Ночью меня ожидает кара. В лодыжку вцепляется пес. Я вою от боли. Вырванный из сна, Петр хватает меня за голову, пытается извлечь ее из ночного кошмара.
— Нет! Левая нога! — ору я.
Он таким же движением хватает лодыжку, массирует. У меня никогда не было судорог, я считала, что это просто онемение руки или ноги, которое демонизируют неумелые пловцы. Но демоны существуют на самом деле, как и дьявольские судороги, а также старофранцузские экзорцизмы с помощью серого мыла.
7 декабря
Нога болит. Ступаю осторожно, опасаясь визита ночного питбуля. Глотаю витамины, готовлю себе фасоль — надо залатать недостаток витамина В и магния, выкручивающий конечности в смертельных судорогах. Волочу ногу, но болит скорее голова.
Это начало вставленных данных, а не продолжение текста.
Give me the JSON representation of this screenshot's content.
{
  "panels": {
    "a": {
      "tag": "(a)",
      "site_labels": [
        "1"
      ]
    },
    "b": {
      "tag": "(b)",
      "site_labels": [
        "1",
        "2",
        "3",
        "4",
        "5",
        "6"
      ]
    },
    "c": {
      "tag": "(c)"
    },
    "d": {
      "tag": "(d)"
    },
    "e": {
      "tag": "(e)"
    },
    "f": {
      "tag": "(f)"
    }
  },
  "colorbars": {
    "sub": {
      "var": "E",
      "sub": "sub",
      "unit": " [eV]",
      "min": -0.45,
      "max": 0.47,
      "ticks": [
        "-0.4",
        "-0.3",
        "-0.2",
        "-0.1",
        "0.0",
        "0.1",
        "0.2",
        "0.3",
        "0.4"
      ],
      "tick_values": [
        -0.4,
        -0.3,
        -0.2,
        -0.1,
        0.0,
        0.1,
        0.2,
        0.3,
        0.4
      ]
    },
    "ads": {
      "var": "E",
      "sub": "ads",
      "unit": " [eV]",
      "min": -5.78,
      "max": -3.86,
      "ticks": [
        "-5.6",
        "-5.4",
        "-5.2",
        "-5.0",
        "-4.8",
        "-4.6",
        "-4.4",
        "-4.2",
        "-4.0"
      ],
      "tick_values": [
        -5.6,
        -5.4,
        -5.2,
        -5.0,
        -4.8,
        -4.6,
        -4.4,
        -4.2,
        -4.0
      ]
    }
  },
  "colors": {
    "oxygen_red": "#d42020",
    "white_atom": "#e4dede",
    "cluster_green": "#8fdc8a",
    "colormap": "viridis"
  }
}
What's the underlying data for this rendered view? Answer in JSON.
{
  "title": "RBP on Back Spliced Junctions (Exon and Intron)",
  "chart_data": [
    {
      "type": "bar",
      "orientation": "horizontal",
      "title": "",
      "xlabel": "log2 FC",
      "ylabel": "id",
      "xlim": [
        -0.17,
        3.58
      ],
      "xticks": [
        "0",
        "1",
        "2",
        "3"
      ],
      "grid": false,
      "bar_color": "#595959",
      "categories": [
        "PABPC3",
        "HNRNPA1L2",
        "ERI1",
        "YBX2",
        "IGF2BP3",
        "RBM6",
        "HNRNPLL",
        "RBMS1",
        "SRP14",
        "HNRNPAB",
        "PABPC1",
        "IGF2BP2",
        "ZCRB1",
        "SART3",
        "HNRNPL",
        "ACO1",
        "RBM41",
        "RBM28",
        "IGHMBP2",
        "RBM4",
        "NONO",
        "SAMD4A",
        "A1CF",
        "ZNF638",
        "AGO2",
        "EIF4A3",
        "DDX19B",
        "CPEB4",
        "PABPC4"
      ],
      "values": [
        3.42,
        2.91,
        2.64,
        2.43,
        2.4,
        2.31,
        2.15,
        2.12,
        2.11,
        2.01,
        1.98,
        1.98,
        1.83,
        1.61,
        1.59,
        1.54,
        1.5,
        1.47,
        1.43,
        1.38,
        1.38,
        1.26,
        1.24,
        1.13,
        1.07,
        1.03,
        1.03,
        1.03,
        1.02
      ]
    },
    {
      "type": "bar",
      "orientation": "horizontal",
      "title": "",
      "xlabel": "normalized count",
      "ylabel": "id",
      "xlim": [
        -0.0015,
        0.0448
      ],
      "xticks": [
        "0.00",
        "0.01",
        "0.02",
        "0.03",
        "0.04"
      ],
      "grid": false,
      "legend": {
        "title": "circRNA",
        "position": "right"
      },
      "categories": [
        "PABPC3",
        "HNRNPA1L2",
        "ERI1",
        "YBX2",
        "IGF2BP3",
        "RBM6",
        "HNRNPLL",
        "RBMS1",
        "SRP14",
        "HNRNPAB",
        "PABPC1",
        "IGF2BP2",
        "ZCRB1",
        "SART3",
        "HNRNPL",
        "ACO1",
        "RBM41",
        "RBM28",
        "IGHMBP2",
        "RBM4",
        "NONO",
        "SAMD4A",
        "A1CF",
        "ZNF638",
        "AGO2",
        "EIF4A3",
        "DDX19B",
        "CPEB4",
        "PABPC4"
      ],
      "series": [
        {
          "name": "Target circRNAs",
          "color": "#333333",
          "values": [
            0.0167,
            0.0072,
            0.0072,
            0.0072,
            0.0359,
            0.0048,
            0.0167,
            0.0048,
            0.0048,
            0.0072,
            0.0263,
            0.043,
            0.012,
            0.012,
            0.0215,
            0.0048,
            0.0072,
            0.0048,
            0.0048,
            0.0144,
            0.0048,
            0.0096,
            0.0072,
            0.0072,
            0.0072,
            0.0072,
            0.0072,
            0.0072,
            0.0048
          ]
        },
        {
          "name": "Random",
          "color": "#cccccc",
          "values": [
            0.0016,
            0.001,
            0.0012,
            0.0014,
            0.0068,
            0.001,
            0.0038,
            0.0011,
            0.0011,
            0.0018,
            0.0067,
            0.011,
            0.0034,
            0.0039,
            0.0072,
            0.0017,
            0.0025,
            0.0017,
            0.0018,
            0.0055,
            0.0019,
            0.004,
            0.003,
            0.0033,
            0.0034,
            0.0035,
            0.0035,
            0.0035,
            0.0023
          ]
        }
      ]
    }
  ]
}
Возможно ли, что судороги — следствие разговора с Марысей? Получается просто притча о недоверии. Мир сошел с ума. В башке болезненный черный ящик предположений.
День: диалоги к законченному «Городку» (облава на идеи), вечером отправляем рукопись.
Ночь: Петушок просыпается ровно в три, когда начинается дежурство, и наша спальня превращается в уютное психиатрическое отделение. Прозрачные, пронизанные дневным светом эмоции опадают, наливаясь темной тяжестью. (Раз бывает темная материя, отчего не бывать темным эмоциям?) Отъезд в Польшу. Нереально — слишком много головоломок. В такие минуты даже выйти из дому — и то кажется невозможным.
Болтаем о фильмах и книгах. Почему в Польше нельзя снять фильм о мафии? За финансирование такого проекта не взялся бы ни один телеканал. Нет у нас и настоящих политических «Кукол». Ну, разве что раз в год, в шутку. Я наивно полагала, что Canal+ сможет пересадить на польскую почву «Гиньоль» — самые популярные французские «Новости», политические «Куклы» нового поколения интеллигенции. Одинаково беспощадные к левым и правым. На это не решится ни польский Canal+, ни любой другой частный канал — побоятся за свою концессию, контракты. Общественное телевидение тоже отпадает — эти опасаются и левых, и правых (хуков).